🤖 AI Summary
This paper investigates the learnability of distributions under adaptive adversaries—adversaries that observe each query made by the learner in real time and dynamically perturb the returned samples, thereby violating both the i.i.d. assumption and the limitations of oblivious adversaries (which only modify the underlying distribution statically).
Method: We introduce a novel, formal definition of learnability tailored to adaptive adversaries, rigorously characterizing the stronger learning requirements and the critical role of adversarial budget. Our framework integrates probabilistic analysis, adversarial game modeling, and sample complexity theory.

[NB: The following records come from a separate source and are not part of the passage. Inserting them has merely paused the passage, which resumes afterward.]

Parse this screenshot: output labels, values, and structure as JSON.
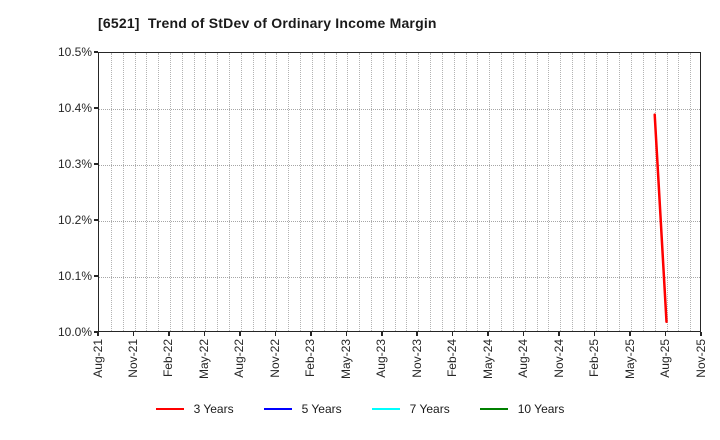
{
  "chart_data": {
    "type": "line",
    "title": "[6521]  Trend of StDev of Ordinary Income Margin",
    "xlabel": "",
    "ylabel": "",
    "unit": "%",
    "ylim": [
      10.0,
      10.5
    ],
    "x_total_months": 51,
    "grid": true,
    "legend_position": "bottom",
    "y_ticks": [
      {
        "label": "10.5%",
        "value": 10.5
      },
      {
        "label": "10.4%",
        "value": 10.4
      },
      {
        "label": "10.3%",
        "value": 10.3
      },
      {
        "label": "10.2%",
        "value": 10.2
      },
      {
        "label": "10.1%",
        "value": 10.1
      },
      {
        "label": "10.0%",
        "value": 10.0
      }
    ],
    "x_ticks": [
      {
        "label": "Aug-21",
        "month_index": 0
      },
      {
        "label": "Nov-21",
        "month_index": 3
      },
      {
        "label": "Feb-22",
        "month_index": 6
      },
      {
        "label": "May-22",
        "month_index": 9
      },
      {
        "label": "Aug-22",
        "month_index": 12
      },
      {
        "label": "Nov-22",
        "month_index": 15
      },
      {
        "label": "Feb-23",
        "month_index": 18
      },
      {
        "label": "May-23",
        "month_index": 21
      },
      {
        "label": "Aug-23",
        "month_index": 24
      },
      {
        "label": "Nov-23",
        "month_index": 27
      },
      {
        "label": "Feb-24",
        "month_index": 30
      },
      {
        "label": "May-24",
        "month_index": 33
      },
      {
        "label": "Aug-24",
        "month_index": 36
      },
      {
        "label": "Nov-24",
        "month_index": 39
      },
      {
        "label": "Feb-25",
        "month_index": 42
      },
      {
        "label": "May-25",
        "month_index": 45
      },
      {
        "label": "Aug-25",
        "month_index": 48
      },
      {
        "label": "Nov-25",
        "month_index": 51
      }
    ],
    "series": [
      {
        "name": "3 Years",
        "color": "#ff0000",
        "points": [
          {
            "label": "Jul-25",
            "month_index": 47,
            "value": 10.39
          },
          {
            "label": "Aug-25",
            "month_index": 48,
            "value": 10.02
          }
        ]
      },
      {
        "name": "5 Years",
        "color": "#0000ff",
        "points": []
      },
      {
        "name": "7 Years",
        "color": "#00ffff",
        "points": []
      },
      {
        "name": "10 Years",
        "color": "#008000",
        "points": []
      }
    ],
    "legend": [
      {
        "label": "3 Years",
        "color": "#ff0000"
      },
      {
        "label": "5 Years",
        "color": "#0000ff"
      },
      {
        "label": "7 Years",
        "color": "#00ffff"
      },
      {
        "label": "10 Years",
        "color": "#008000"
      }
    ],
    "colors": {
      "background": "#ffffff",
      "plot_border": "#262626",
      "grid": "#b3b3b3",
      "tick_text": "#262626",
      "title_text": "#1a1a1a"
    }
  }
}
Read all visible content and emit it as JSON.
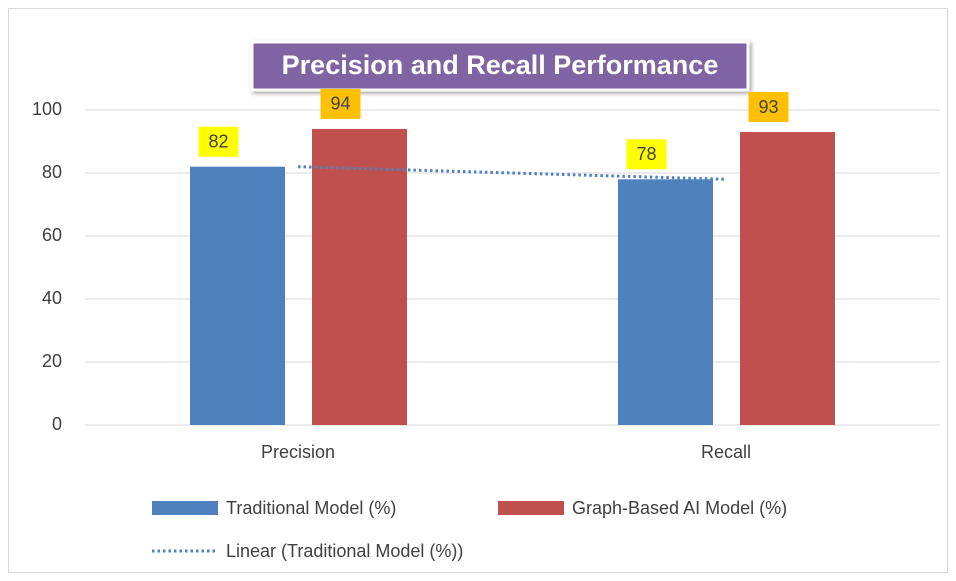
{
  "chart_data": {
    "type": "bar",
    "title": "Precision and Recall Performance",
    "categories": [
      "Precision",
      "Recall"
    ],
    "series": [
      {
        "name": "Traditional Model (%)",
        "color": "#4f81bd",
        "label_color": "#ffff00",
        "values": [
          82,
          78
        ]
      },
      {
        "name": "Graph-Based AI Model (%)",
        "color": "#c0504d",
        "label_color": "#ffc000",
        "values": [
          94,
          93
        ]
      }
    ],
    "trendline": {
      "name": "Linear (Traditional Model (%))",
      "color": "#4f81bd",
      "style": "dotted",
      "values": [
        82,
        78
      ]
    },
    "ylim": [
      0,
      100
    ],
    "yticks": [
      0,
      20,
      40,
      60,
      80,
      100
    ],
    "grid": true,
    "legend": "bottom"
  }
}
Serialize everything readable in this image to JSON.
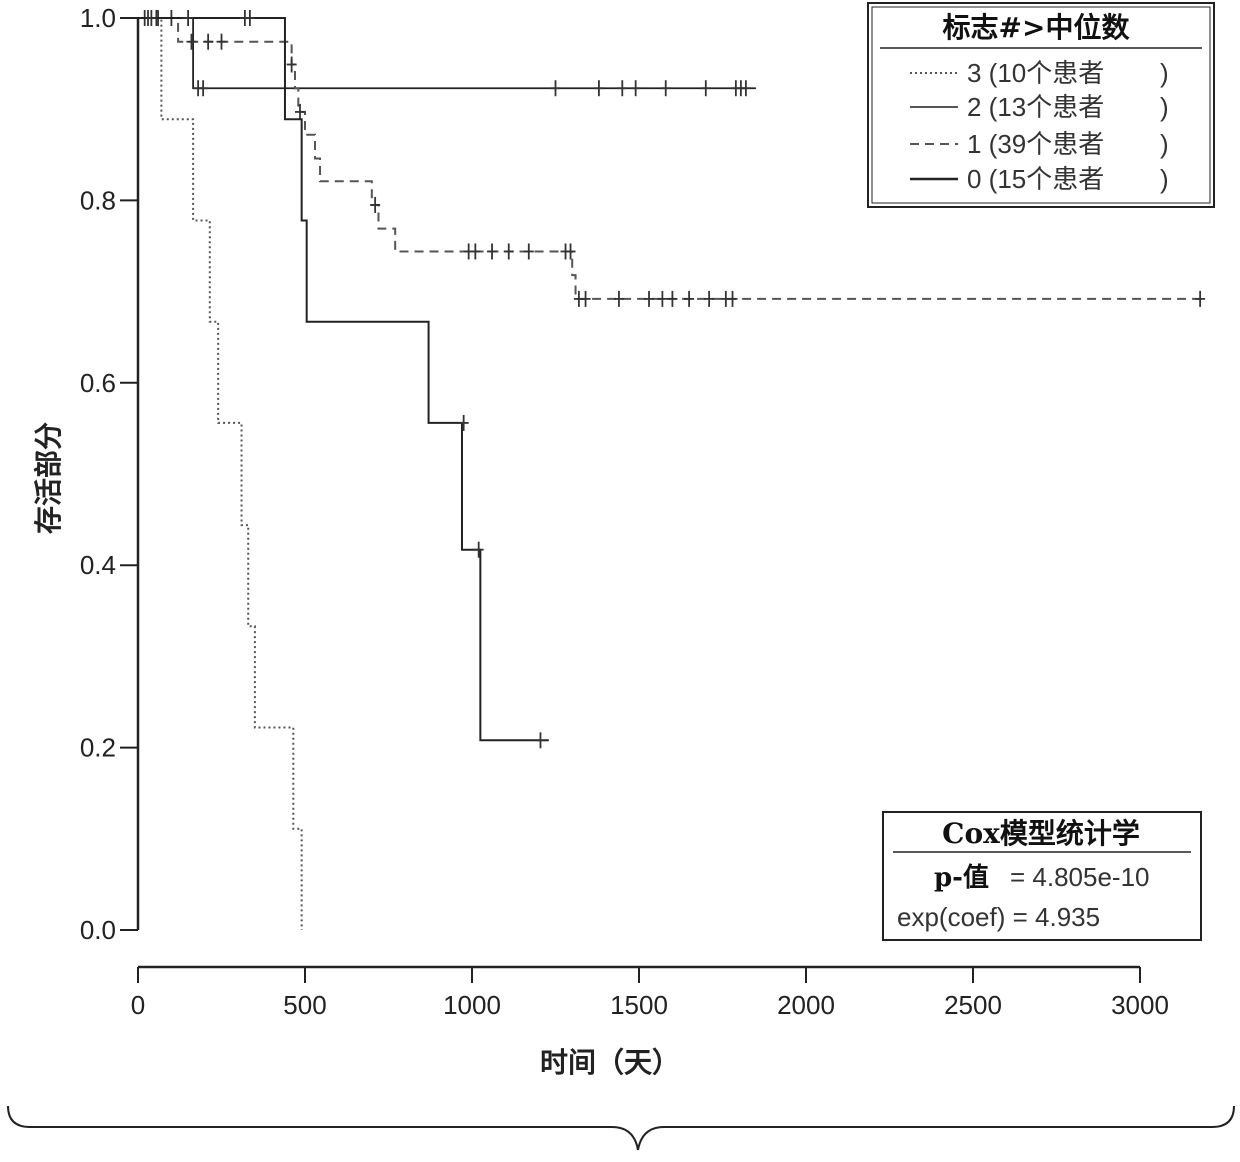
{
  "chart_data": {
    "type": "line",
    "xlabel": "时间（天）",
    "ylabel": "存活部分",
    "xlim": [
      0,
      3000
    ],
    "ylim": [
      0,
      1.0
    ],
    "x_ticks": [
      "0",
      "500",
      "1000",
      "1500",
      "2000",
      "2500",
      "3000"
    ],
    "y_ticks": [
      "0.0",
      "0.2",
      "0.4",
      "0.6",
      "0.8",
      "1.0"
    ],
    "grid": false,
    "legend_placement": "top-right",
    "legend": {
      "title": "标志#>中位数",
      "entries": [
        {
          "key": "3",
          "label": "3 (10个患者",
          "close": ")"
        },
        {
          "key": "2",
          "label": "2 (13个患者",
          "close": ")"
        },
        {
          "key": "1",
          "label": "1 (39个患者",
          "close": ")"
        },
        {
          "key": "0",
          "label": "0 (15个患者",
          "close": ")"
        }
      ]
    },
    "stats": {
      "title": "Cox模型统计学",
      "p_label": "p-值",
      "p_value": "= 4.805e-10",
      "exp_coef": "exp(coef) = 4.935"
    },
    "series": [
      {
        "name": "3 (10个患者 )",
        "style": "dotted",
        "steps": [
          [
            0,
            1.0
          ],
          [
            70,
            0.889
          ],
          [
            165,
            0.778
          ],
          [
            215,
            0.667
          ],
          [
            240,
            0.556
          ],
          [
            310,
            0.444
          ],
          [
            330,
            0.333
          ],
          [
            350,
            0.222
          ],
          [
            465,
            0.111
          ],
          [
            490,
            0.0
          ]
        ],
        "censored": [
          [
            30,
            1.0
          ],
          [
            55,
            1.0
          ]
        ]
      },
      {
        "name": "2 (13个患者 )",
        "style": "solid",
        "steps": [
          [
            0,
            1.0
          ],
          [
            165,
            0.923
          ],
          [
            1850,
            0.923
          ]
        ],
        "censored": [
          [
            20,
            1.0
          ],
          [
            60,
            1.0
          ],
          [
            180,
            0.923
          ],
          [
            195,
            0.923
          ],
          [
            1250,
            0.923
          ],
          [
            1380,
            0.923
          ],
          [
            1450,
            0.923
          ],
          [
            1490,
            0.923
          ],
          [
            1580,
            0.923
          ],
          [
            1700,
            0.923
          ],
          [
            1790,
            0.923
          ],
          [
            1805,
            0.923
          ],
          [
            1820,
            0.923
          ]
        ]
      },
      {
        "name": "1 (39个患者 )",
        "style": "dashed",
        "steps": [
          [
            0,
            1.0
          ],
          [
            120,
            0.974
          ],
          [
            460,
            0.949
          ],
          [
            470,
            0.923
          ],
          [
            480,
            0.897
          ],
          [
            500,
            0.872
          ],
          [
            530,
            0.846
          ],
          [
            545,
            0.821
          ],
          [
            700,
            0.795
          ],
          [
            720,
            0.769
          ],
          [
            770,
            0.744
          ],
          [
            1300,
            0.718
          ],
          [
            1310,
            0.692
          ],
          [
            3200,
            0.692
          ]
        ],
        "censored": [
          [
            100,
            1.0
          ],
          [
            160,
            0.974
          ],
          [
            210,
            0.974
          ],
          [
            250,
            0.974
          ],
          [
            460,
            0.949
          ],
          [
            485,
            0.897
          ],
          [
            710,
            0.795
          ],
          [
            990,
            0.744
          ],
          [
            1010,
            0.744
          ],
          [
            1060,
            0.744
          ],
          [
            1110,
            0.744
          ],
          [
            1170,
            0.744
          ],
          [
            1280,
            0.744
          ],
          [
            1295,
            0.744
          ],
          [
            1320,
            0.692
          ],
          [
            1340,
            0.692
          ],
          [
            1440,
            0.692
          ],
          [
            1530,
            0.692
          ],
          [
            1570,
            0.692
          ],
          [
            1600,
            0.692
          ],
          [
            1650,
            0.692
          ],
          [
            1710,
            0.692
          ],
          [
            1760,
            0.692
          ],
          [
            1780,
            0.692
          ],
          [
            3180,
            0.692
          ]
        ]
      },
      {
        "name": "0 (15个患者 )",
        "style": "solid",
        "steps": [
          [
            0,
            1.0
          ],
          [
            440,
            0.889
          ],
          [
            490,
            0.778
          ],
          [
            505,
            0.667
          ],
          [
            870,
            0.556
          ],
          [
            970,
            0.417
          ],
          [
            1025,
            0.208
          ],
          [
            1230,
            0.208
          ]
        ],
        "censored": [
          [
            40,
            1.0
          ],
          [
            150,
            1.0
          ],
          [
            320,
            1.0
          ],
          [
            335,
            1.0
          ],
          [
            975,
            0.556
          ],
          [
            1020,
            0.417
          ],
          [
            1205,
            0.208
          ]
        ]
      }
    ]
  }
}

Results: We prove that, under additive perturbations, learnability against adaptive adversaries is strictly stronger than against oblivious adversaries. This yields the first learnability hierarchy grounded explicitly in adversary capability, establishing foundational theoretical guarantees for robust distribution learning.
📝 Abstract
We consider the question of learnability of distribution classes in the presence of adaptive adversaries -- that is, adversaries capable of intercepting the samples requested by a learner and applying manipulations with full knowledge of the samples before passing it on to the learner. This stands in contrast to oblivious adversaries, who can only modify the underlying distribution the samples come from but not their i.i.d. nature. We formulate a general notion of learnability with respect to adaptive adversaries, taking into account the budget of the adversary. We show that learnability with respect to additive adaptive adversaries is a strictly stronger condition than learnability with respect to additive oblivious adversaries.